Dr Sands said Bahamians have not taken COVID-19 seriously but need to acknowledge the threat is real.

“We cannot afford the type of view or the type of consideration that we have put on many of the other challenges that have faced us,” he said.

“Bahamians don’t claim their diabetes. They don’t claim their high blood pressure. They don’t claim their obesity or overweight, but they suffer from it and now we have collectively not claimed the severity and the seriousness of COVID and so these public health measures we think they ain’t really for us and this vaccination thing is the ‘mark of the beast'.”
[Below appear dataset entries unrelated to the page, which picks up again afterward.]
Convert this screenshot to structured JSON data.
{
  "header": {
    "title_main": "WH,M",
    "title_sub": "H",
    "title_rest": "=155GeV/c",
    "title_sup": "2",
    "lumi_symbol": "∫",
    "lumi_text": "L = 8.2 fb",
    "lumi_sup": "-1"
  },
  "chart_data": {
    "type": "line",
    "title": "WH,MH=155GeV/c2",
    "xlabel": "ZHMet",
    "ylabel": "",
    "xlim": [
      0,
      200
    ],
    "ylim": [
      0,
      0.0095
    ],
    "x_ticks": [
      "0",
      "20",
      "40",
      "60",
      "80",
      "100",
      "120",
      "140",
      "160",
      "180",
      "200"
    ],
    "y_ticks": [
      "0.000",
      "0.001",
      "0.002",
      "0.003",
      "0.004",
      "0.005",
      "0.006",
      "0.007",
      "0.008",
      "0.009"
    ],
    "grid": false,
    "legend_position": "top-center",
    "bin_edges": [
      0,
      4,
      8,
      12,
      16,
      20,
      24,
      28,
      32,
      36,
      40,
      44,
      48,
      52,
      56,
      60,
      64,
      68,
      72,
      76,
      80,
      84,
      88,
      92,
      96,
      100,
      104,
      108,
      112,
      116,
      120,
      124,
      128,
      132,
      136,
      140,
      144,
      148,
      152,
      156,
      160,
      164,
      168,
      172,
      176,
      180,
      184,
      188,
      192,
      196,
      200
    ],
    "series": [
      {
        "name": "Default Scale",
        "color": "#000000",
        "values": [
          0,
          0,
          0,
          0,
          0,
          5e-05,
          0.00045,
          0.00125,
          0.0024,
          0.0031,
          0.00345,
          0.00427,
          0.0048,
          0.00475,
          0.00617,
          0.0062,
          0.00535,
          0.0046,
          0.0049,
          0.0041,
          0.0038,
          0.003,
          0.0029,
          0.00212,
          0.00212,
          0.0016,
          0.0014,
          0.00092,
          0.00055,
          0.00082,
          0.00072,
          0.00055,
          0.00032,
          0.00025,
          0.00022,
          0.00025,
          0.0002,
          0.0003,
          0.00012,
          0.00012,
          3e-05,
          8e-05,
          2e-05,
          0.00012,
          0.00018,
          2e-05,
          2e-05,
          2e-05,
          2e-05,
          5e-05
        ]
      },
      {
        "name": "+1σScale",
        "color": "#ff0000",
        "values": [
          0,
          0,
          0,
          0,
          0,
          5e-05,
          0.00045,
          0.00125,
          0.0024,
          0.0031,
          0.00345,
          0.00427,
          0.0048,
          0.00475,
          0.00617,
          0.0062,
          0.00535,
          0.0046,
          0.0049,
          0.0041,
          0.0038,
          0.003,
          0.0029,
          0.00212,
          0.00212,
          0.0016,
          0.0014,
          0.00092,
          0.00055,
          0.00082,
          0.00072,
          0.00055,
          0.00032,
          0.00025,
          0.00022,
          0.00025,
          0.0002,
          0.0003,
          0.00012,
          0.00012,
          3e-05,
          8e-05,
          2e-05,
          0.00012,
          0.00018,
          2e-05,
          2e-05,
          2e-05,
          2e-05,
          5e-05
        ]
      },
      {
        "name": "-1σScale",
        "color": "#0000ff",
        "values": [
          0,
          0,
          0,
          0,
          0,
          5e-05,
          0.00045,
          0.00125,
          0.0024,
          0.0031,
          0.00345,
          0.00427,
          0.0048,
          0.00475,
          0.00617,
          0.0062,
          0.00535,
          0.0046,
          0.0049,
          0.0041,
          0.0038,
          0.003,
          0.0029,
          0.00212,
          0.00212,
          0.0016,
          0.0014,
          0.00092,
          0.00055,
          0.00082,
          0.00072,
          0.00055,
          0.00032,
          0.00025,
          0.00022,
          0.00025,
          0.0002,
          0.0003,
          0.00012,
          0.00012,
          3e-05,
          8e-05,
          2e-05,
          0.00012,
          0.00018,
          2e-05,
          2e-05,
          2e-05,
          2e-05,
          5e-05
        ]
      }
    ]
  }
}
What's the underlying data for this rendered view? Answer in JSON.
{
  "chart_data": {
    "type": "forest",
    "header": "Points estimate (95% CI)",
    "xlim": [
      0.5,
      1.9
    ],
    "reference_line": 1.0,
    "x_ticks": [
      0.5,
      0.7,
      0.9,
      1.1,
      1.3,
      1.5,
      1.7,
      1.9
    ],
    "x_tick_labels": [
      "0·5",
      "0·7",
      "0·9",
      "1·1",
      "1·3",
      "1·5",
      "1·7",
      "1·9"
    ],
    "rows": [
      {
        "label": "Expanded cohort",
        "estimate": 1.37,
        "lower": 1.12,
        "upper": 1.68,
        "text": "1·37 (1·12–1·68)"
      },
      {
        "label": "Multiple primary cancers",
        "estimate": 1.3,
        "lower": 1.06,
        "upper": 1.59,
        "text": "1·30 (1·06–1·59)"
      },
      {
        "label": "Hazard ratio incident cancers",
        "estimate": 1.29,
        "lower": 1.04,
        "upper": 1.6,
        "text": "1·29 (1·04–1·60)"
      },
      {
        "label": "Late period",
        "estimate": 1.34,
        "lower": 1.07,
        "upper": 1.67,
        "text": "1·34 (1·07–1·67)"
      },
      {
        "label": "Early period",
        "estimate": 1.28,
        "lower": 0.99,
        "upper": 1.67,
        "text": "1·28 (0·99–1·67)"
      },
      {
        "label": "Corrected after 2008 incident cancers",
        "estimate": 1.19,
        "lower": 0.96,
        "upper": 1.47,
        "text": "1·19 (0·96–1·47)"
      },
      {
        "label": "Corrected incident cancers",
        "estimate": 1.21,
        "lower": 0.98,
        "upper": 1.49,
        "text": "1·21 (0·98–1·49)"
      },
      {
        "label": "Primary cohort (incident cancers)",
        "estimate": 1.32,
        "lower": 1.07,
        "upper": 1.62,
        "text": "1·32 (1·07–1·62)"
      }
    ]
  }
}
The government has thus far resisted implementing strict restrictions on people’s ability to assemble and move throughout New Providence during the third wave of COVID-19, emphasising the arrival of vaccines points to a way out of the pandemic.

But even as residents show greater willingness to get the jabs, hospital officials are worried their institutions cannot cope with the deluge of patients.

“People are dying,” Dr Davis-Hall said Tuesday. “Young people are dying. We have people pull up at the Critical Care Block not breathing and we do all that we can to assist them and we are limited in our reach and in our scope. There are things that we don’t have in this institution to help our fellow man. We want to have negative pressure rooms in the emergency rooms (but) we don’t have that and so our efforts for these patients are limited.”

Dr Davis-Hall said the Accident & Emergency Department needs more nurses. She said tents donated recently by Samaritan’s Purse were a welcome gift, but they are already filled to capacity under the surge of COVID-19 patients.

Meanwhile PMH, Grand Bahama Health Services (GBHS), and Sandilands Rehabilitation Centre (SRC) continued to experience a staff “sick out” for a seventh day.

Therefore the Public Hospitals Authority recommended, where possible, the public access services at community clinics for non-urgent care, as affected institutions may experience delays in services.